KK: Did I say that? No. I don’t think it’s unreasonable to expect someone you play to show good sportsmanship. But “good sportsmanship” doesn’t mean I have to cater to your every whim. I think you can have shabbily-painted minis and “only play to win” and still be a good sport. They’re totally separate issues. So if I play by the rules and don’t be an asshole and beat you, you’re just gonna have to deal with it. And the same applies to me if you beat me. Playing to win isn’t an inherently bad thing: it’s only bad if you cheat or act like a dick.

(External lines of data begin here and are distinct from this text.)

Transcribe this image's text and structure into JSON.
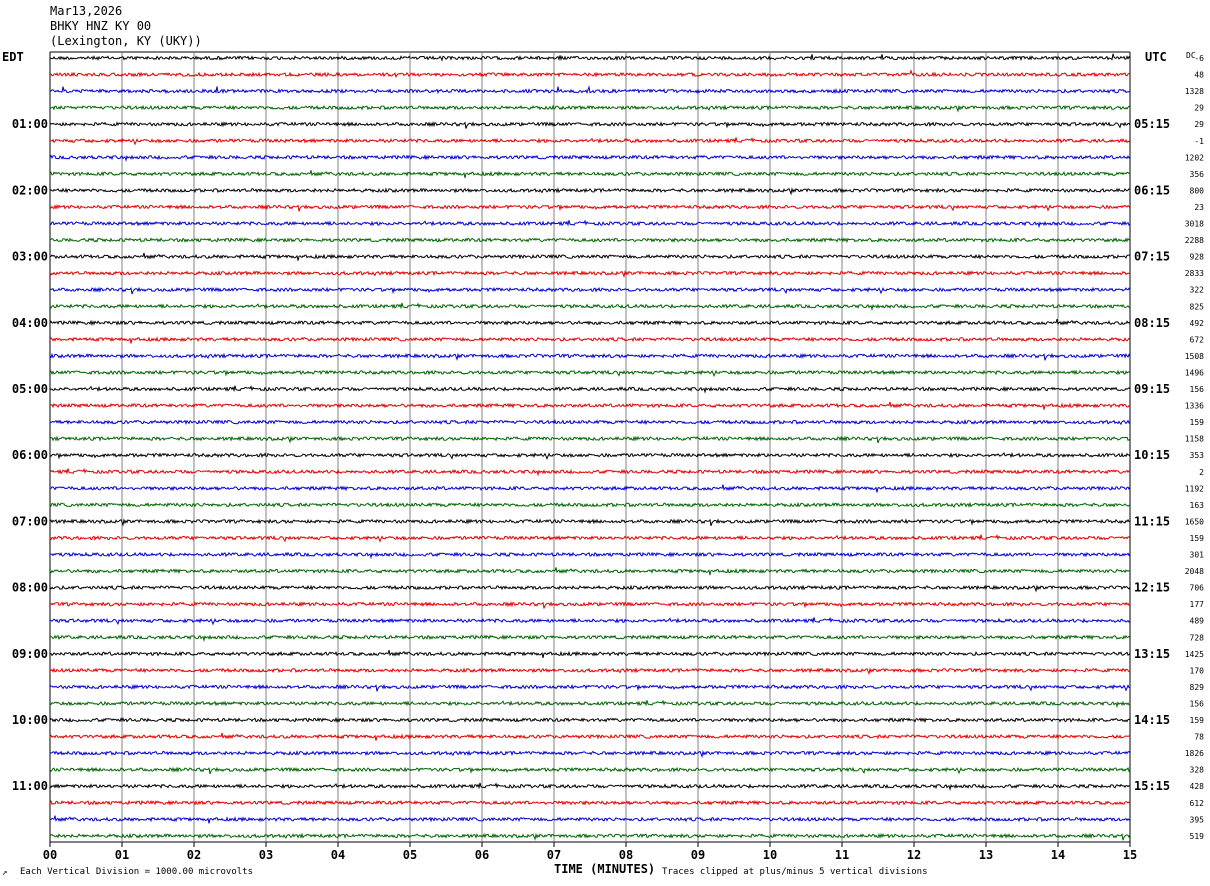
{
  "header": {
    "date": "Mar13,2026",
    "station": "BHKY HNZ KY 00",
    "location": "(Lexington, KY (UKY))"
  },
  "left_timezone": "EDT",
  "right_timezone": "UTC",
  "dc_label": "DC",
  "footer": {
    "scale_note": "Each Vertical Division = 1000.00 microvolts",
    "clip_note": "Traces clipped at plus/minus 5 vertical divisions",
    "corner_mark": "↗"
  },
  "colors": {
    "trace_cycle": [
      "#000000",
      "#e00000",
      "#0000d0",
      "#006400"
    ],
    "grid": "#808080",
    "background": "#ffffff"
  },
  "chart_data": {
    "type": "line",
    "title": "BHKY HNZ KY 00",
    "xlabel": "TIME (MINUTES)",
    "ylabel": "",
    "x_ticks": [
      "00",
      "01",
      "02",
      "03",
      "04",
      "05",
      "06",
      "07",
      "08",
      "09",
      "10",
      "11",
      "12",
      "13",
      "14",
      "15"
    ],
    "xlim": [
      0,
      15
    ],
    "left_hour_labels": [
      "01:00",
      "02:00",
      "03:00",
      "04:00",
      "05:00",
      "06:00",
      "07:00",
      "08:00",
      "09:00",
      "10:00",
      "11:00"
    ],
    "right_hour_labels": [
      "05:15",
      "06:15",
      "07:15",
      "08:15",
      "09:15",
      "10:15",
      "11:15",
      "12:15",
      "13:15",
      "14:15",
      "15:15"
    ],
    "dc_offsets": [
      "-6",
      "48",
      "1328",
      "29",
      "29",
      "-1",
      "1202",
      "356",
      "800",
      "23",
      "3018",
      "2288",
      "928",
      "2833",
      "322",
      "825",
      "492",
      "672",
      "1508",
      "1496",
      "156",
      "1336",
      "159",
      "1158",
      "353",
      "2",
      "1192",
      "163",
      "1650",
      "159",
      "301",
      "2048",
      "706",
      "177",
      "489",
      "728",
      "1425",
      "170",
      "829",
      "156",
      "159",
      "78",
      "1826",
      "328",
      "428",
      "612",
      "395",
      "519"
    ],
    "traces_per_hour": 4,
    "trace_count": 48,
    "grid": true
  }
}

At its core, 40K is a competitive game. This isn’t Dungeons and Dragons, where we all roll up characters and work together to beat the bad guys, folks. When you get down to it, 40K is not much different from chess or checkers: two guys compete, one guy wins, and the other loses. Lots of people like to focus on other aspects of the game, like painting and converting and socializing and writing “fluff” and designing interesting scenarios, but you can’t get past the fact that in the end, you count up Victory Points and someone walks away smiling.
“Playing to win” is not poor sportsmanship. I’ve been honked off a few times during or after certain games when it just seemed like the dude across the table didn’t care about anything but beating me. But once I calmed down, I realized that I was being silly: after all, didn’t I want to win, too? Of course I had. So why should it be okay for me to want to win and not the other fellow?
“It’s not ‘winning’ that’s bad, it’s how some people win,” you might say. Well, that leads me to my next point, which is….
You can win and not be a dick. I’ve played plenty of games where I’ve gotten my butt thoroughly kicked but I had lots of fun anyway. And yes, these were against people who “min-maxed” their army lists, who had shabby paintjobs, and who made no effort to personalize their armies. The games were fun anyway because the people I played were friendly, respected me as an opponent, knew the rules, and were as quick to cheer my successes and empathize with my failures as they were to their own. I was happy to play those people and would be glad to play them again, even if I knew ahead of time that I had no chance against them.
Conversely, there are people I’ve beaten the stuffing out of that I would never want to play again. Why not? Because they whined, they tried to cheat, they argued ridiculous points, they talked trash, they made snide comments, or they were so hyper-competitive that the whole game was very stressful.
Ultimately, I think it boils down to….
People don’t have to approach 40K the same way you do. The sense that I got from “Ferndock” was that, basically, he was annoyed with “Sam” because “Sam” doesn’t play the way “Ferndock” does. “Ferndock” wants his opponent to have a balanced list, a well-painted army, and some creative investment in his army—just like he (“Ferndock”) does. “Sam,” apparently, can’t be bothered with that: he just wants to roll some dice, move some figures, and kick some tail. I think that either approach is fine, and I wouldn’t insist that my opponent revise his army list or go back to the painting table just to suit me.